Volume 1

Capítulo 4: Revelações

 

Dias se passaram desde o interrogatório com os dois policiais, e até então mais nenhum nome foi queimado por Frederico.

Preocupado, pois nem mesmo pedidos de entrega de jornal eu estava recebendo, fui para o mundo humano, para ver o que estava acontecendo com ele.

Caso tivesse desistido de seu grande objetivo, encerraria o nosso pacto ali mesmo — e encerraria esta obra, com um final broxante…

Porém, quando surgi ao seu lado, seus olhos se encheram de vida ao me ver. Lentamente, uma alegria contagiante se formava em seu interior.

— Narrador! Como é bom vê-lo! Estava pensando em você agorinha mesmo…

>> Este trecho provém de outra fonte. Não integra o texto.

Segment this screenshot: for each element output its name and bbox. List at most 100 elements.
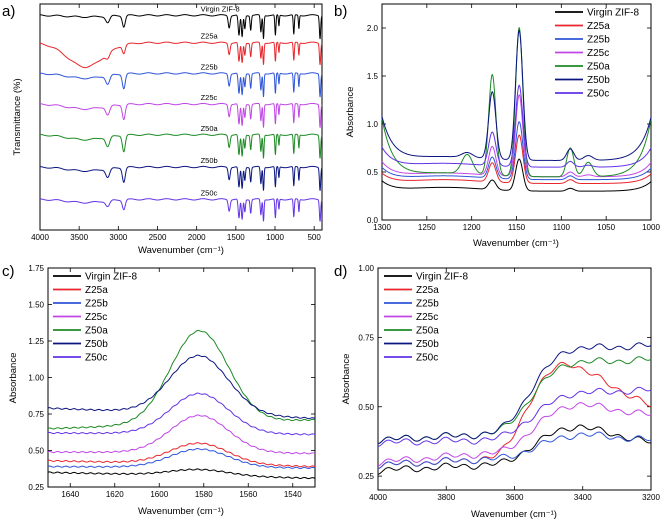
series-line-z50c — [39, 198, 323, 222]
panel-a-frame — [39, 3, 323, 231]
legend-entry: Z25c — [587, 48, 609, 59]
x-tick-label: 1580 — [195, 490, 213, 499]
series-line-z50b — [47, 354, 316, 420]
x-tick-label: 1150 — [508, 223, 526, 232]
trace-label: Z50c — [201, 188, 218, 197]
series-line-z25c — [377, 402, 652, 467]
y-tick-label: 0.75 — [28, 410, 44, 419]
x-tick-label: 2500 — [149, 233, 167, 242]
y-tick-label: 0.5 — [367, 168, 379, 177]
panel-d-letter: d) — [334, 263, 347, 280]
trace-label: Z25c — [201, 93, 218, 102]
legend-entry: Z50b — [416, 339, 439, 350]
panel-d-series — [377, 342, 652, 475]
panel-a-xlabel: Wavenumber (cm⁻¹) — [138, 245, 224, 256]
panel-a: a) 4000 3500 3000 2500 2000 1500 1000 500 Virgi… — [2, 3, 323, 256]
x-tick-label: 1000 — [266, 233, 284, 242]
series-line-virgin-zif-8 — [39, 14, 323, 40]
legend-entry: Virgin ZIF-8 — [416, 272, 468, 283]
x-tick-label: 2000 — [188, 233, 206, 242]
panel-c: c) 1640 1620 1600 1580 1560 15400.250.500.751… — [2, 263, 316, 517]
series-line-z50b — [381, 29, 652, 161]
y-tick-label: 1.75 — [28, 264, 44, 273]
series-line-z25b — [47, 448, 316, 470]
y-tick-label: 2.0 — [367, 24, 379, 33]
panel-c-series — [47, 329, 316, 480]
legend-entry: Virgin ZIF-8 — [85, 272, 137, 283]
series-line-z50a — [47, 329, 316, 430]
x-tick-label: 3500 — [70, 233, 88, 242]
series-line-z25b — [377, 431, 652, 470]
legend-entry: Z50a — [416, 326, 439, 337]
legend-entry: Z25b — [587, 35, 610, 46]
x-tick-label: 3800 — [437, 493, 455, 502]
x-tick-label: 3000 — [109, 233, 127, 242]
panel-a-series — [39, 14, 323, 222]
panel-b: b) 1300 1250 1200 1150 1100 1050 1000 0.0 0.5 1.0… — [334, 3, 660, 249]
series-line-z25c — [39, 102, 323, 128]
x-tick-label: 1100 — [553, 223, 571, 232]
y-tick-label: 0.25 — [358, 472, 374, 481]
panel-c-xlabel: Wavenumber (cm⁻¹) — [138, 506, 224, 517]
x-tick-label: 1500 — [227, 233, 245, 242]
series-line-z25c — [47, 414, 316, 455]
series-line-z25a — [47, 442, 316, 468]
x-tick-label: 1540 — [284, 490, 302, 499]
x-tick-label: 4000 — [369, 493, 387, 502]
series-line-z25c — [381, 94, 652, 178]
series-line-z50b — [377, 342, 652, 445]
panel-d-ylabel: Absorbance — [341, 354, 352, 405]
legend-entry: Z50a — [85, 326, 108, 337]
series-line-z25a — [377, 361, 652, 470]
legend-entry: Z25c — [85, 312, 107, 323]
y-tick-label: 0.0 — [367, 216, 379, 225]
trace-label: Z25b — [201, 62, 218, 71]
x-tick-label: 1300 — [373, 223, 391, 232]
series-line-z25a — [39, 41, 323, 69]
panel-b-ylabel: Absorbance — [345, 87, 356, 138]
y-tick-label: 1.00 — [358, 264, 374, 273]
legend-entry: Z25b — [85, 299, 108, 310]
legend-entry: Z50c — [587, 89, 609, 100]
x-tick-label: 4000 — [31, 233, 49, 242]
panel-c-legend: Virgin ZIF-8 Z25a Z25b Z25c Z50a Z50b Z50c — [53, 272, 137, 364]
panel-c-letter: c) — [2, 263, 15, 280]
x-tick-label: 3400 — [574, 493, 592, 502]
series-line-virgin-zif-8 — [377, 424, 652, 475]
x-tick-label: 1600 — [150, 490, 168, 499]
legend-entry: Z50c — [85, 353, 107, 364]
y-tick-label: 0.25 — [28, 483, 44, 492]
panel-b-ticks: 1300 1250 1200 1150 1100 1050 1000 0.0 0.5 1.0 1.5… — [367, 4, 660, 232]
series-line-z50a — [377, 356, 652, 445]
y-tick-label: 1.00 — [28, 374, 44, 383]
x-tick-label: 3200 — [642, 493, 660, 502]
y-tick-label: 1.5 — [367, 72, 379, 81]
panel-c-ylabel: Absorbance — [8, 353, 19, 404]
series-line-z25b — [381, 121, 652, 181]
x-tick-label: 1050 — [597, 223, 615, 232]
series-line-z25b — [39, 72, 323, 98]
legend-entry: Z25a — [416, 285, 439, 296]
legend-entry: Z25a — [85, 285, 108, 296]
panel-a-trace-labels: Virgin ZIF-8 Z25a Z25b Z25c Z50a Z50b Z50c — [201, 4, 240, 197]
series-line-z25a — [381, 134, 652, 184]
trace-label: Z50a — [201, 124, 219, 133]
series-line-z50b — [39, 165, 323, 191]
x-tick-label: 1000 — [642, 223, 660, 232]
series-line-z50c — [377, 386, 652, 448]
panel-d-legend: Virgin ZIF-8 Z25a Z25b Z25c Z50a Z50b Z50c — [384, 272, 468, 364]
y-tick-label: 1.25 — [28, 337, 44, 346]
x-tick-label: 1560 — [239, 490, 257, 499]
series-line-virgin-zif-8 — [47, 468, 316, 480]
legend-entry: Z50c — [416, 353, 438, 364]
legend-entry: Z25c — [416, 312, 438, 323]
y-tick-label: 0.50 — [358, 403, 374, 412]
y-tick-label: 0.50 — [28, 447, 44, 456]
panel-a-ylabel: Transmittance (%) — [12, 78, 23, 155]
panel-b-xlabel: Wavenumber (cm⁻¹) — [473, 238, 559, 249]
panel-b-legend: Virgin ZIF-8 Z25a Z25b Z25c Z50a Z50b Z50c — [555, 8, 639, 100]
panel-a-letter: a) — [2, 3, 15, 20]
x-tick-label: 1620 — [106, 490, 124, 499]
y-tick-label: 1.50 — [28, 301, 44, 310]
series-line-z50a — [39, 133, 323, 159]
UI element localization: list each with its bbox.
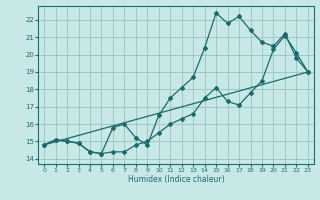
X-axis label: Humidex (Indice chaleur): Humidex (Indice chaleur)	[128, 175, 224, 184]
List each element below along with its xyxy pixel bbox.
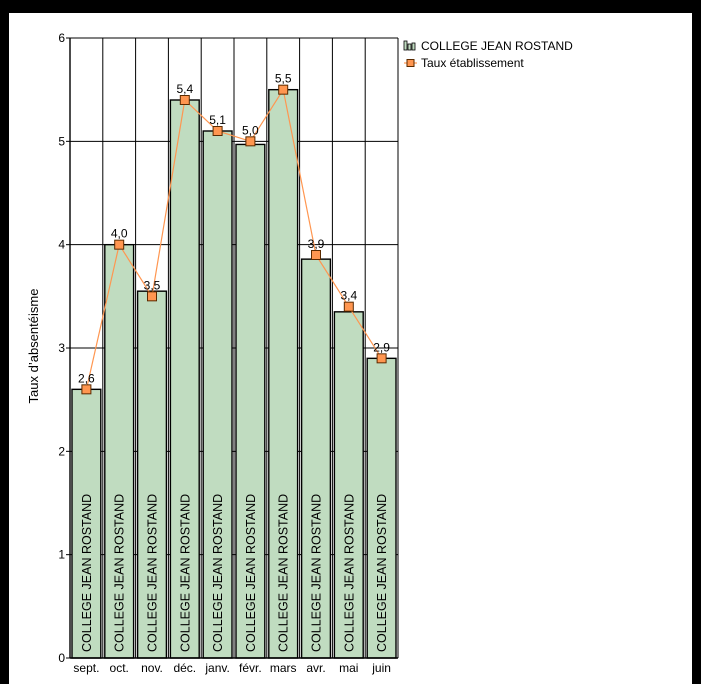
x-tick-label: oct.: [110, 661, 129, 675]
y-tick-label: 2: [58, 444, 65, 458]
bar: [300, 258, 332, 659]
legend-bar-icon: [403, 40, 408, 51]
y-axis: 0 1 2 3 4 5 6: [58, 31, 71, 665]
line-point: [147, 291, 157, 302]
data-label: 5,1: [209, 113, 226, 127]
bar-label: COLLEGE JEAN ROSTAND: [178, 494, 192, 652]
bar: [235, 143, 266, 659]
bar-label: COLLEGE JEAN ROSTAND: [310, 494, 324, 652]
data-label: 5,4: [176, 82, 193, 96]
x-axis: sept. oct. nov. déc. janv. févr. mars avr. mai ju…: [70, 657, 398, 675]
bar: [136, 290, 168, 659]
bar: [169, 99, 200, 659]
bar: [104, 243, 135, 659]
bar-label: COLLEGE JEAN ROSTAND: [113, 494, 127, 652]
bars: COLLEGE JEAN ROSTAND COLLEGE JEAN ROSTAND…: [71, 88, 397, 659]
bar-label: COLLEGE JEAN ROSTAND: [277, 494, 291, 652]
data-label: 2,9: [373, 340, 390, 354]
legend-label: Taux établissement: [421, 56, 524, 70]
frame-right-border: [692, 0, 701, 684]
data-label: 3,5: [144, 278, 161, 292]
line-point: [376, 353, 387, 364]
legend: COLLEGE JEAN ROSTAND Taux établissement: [403, 39, 573, 70]
series-line: [85, 88, 383, 390]
bar: [202, 130, 233, 659]
line-point: [343, 301, 354, 312]
line-point: [212, 126, 223, 136]
y-tick-label: 3: [58, 341, 65, 355]
legend-bar-icon: [411, 42, 416, 51]
frame-top-border: [0, 0, 701, 13]
line-point: [245, 136, 256, 147]
line-series: 2,6 4,0 3,5 5,4 5,1 5,0 5,5 3,9 3,4 2,9: [78, 72, 390, 395]
y-tick-label: 4: [58, 238, 65, 252]
bar-label: COLLEGE JEAN ROSTAND: [146, 494, 160, 652]
data-label: 5,0: [242, 123, 259, 137]
bar: [333, 311, 364, 659]
data-label: 2,6: [78, 371, 95, 385]
legend-bar-icon: [407, 43, 412, 51]
x-tick-label: avr.: [306, 661, 325, 675]
bar-label: COLLEGE JEAN ROSTAND: [244, 494, 258, 652]
x-tick-label: janv.: [204, 661, 229, 675]
data-label: 4,0: [111, 227, 128, 241]
x-tick-label: déc.: [173, 661, 196, 675]
data-label: 5,5: [275, 72, 292, 86]
bar-label: COLLEGE JEAN ROSTAND: [80, 494, 94, 652]
y-axis-label: Taux d’absentéisme: [26, 289, 41, 404]
legend-marker-icon: [406, 59, 415, 67]
y-tick-label: 1: [58, 548, 65, 562]
bar-label: COLLEGE JEAN ROSTAND: [211, 494, 225, 652]
bar: [268, 88, 299, 659]
frame-left-border: [0, 0, 9, 684]
line-point: [81, 384, 92, 395]
x-tick-label: mars: [270, 661, 297, 675]
data-label: 3,9: [308, 237, 325, 251]
x-tick-label: févr.: [239, 661, 262, 675]
bar-label: COLLEGE JEAN ROSTAND: [342, 494, 356, 652]
line-point: [114, 239, 125, 250]
x-tick-label: nov.: [141, 661, 163, 675]
x-tick-label: mai: [339, 661, 358, 675]
line-point: [179, 95, 190, 105]
legend-label: COLLEGE JEAN ROSTAND: [421, 39, 573, 53]
y-tick-label: 0: [58, 651, 65, 665]
x-tick-label: juin: [371, 661, 391, 675]
y-tick-label: 5: [58, 134, 65, 148]
y-tick-label: 6: [58, 31, 65, 45]
bar-label: COLLEGE JEAN ROSTAND: [375, 494, 389, 652]
data-label: 3,4: [340, 289, 357, 303]
line-point: [278, 84, 289, 95]
line-point: [311, 250, 321, 260]
x-tick-label: sept.: [73, 661, 99, 675]
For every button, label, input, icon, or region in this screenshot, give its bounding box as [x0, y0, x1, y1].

Infelizmente, Frederico dizia a verdade. E a ideia que ele tinha para mim… era tudo que eu queria evitar fazer nesta história. 

Bom, vejamos como ele iria apresentá-la. Até lá, farei-me de desentendido.

— Oh! Sério? Cheguei em uma boa hora então.

— Na melhor possível. — O seminarista esfregou as mãos em cobiça. — Me diz aí, Narrador. Dentre os serviços que você faz, assassinato e descoberta de nomes estão inclusos?

Uma pergunta seca e direta, hein? Estaria mentindo se eu dissesse que não. — Conquanto você pague o valor que eu definir, sim.

Seus olhos arregalaram em felicidade. — Perfeito! Então me diga uma coisa… — Lá vem. — Quanto você cobra para matar ou conseguir os nomes completos de dois policiais que estão na minha cola? Recentemente, tenho tido problemas com a polícia, sabe…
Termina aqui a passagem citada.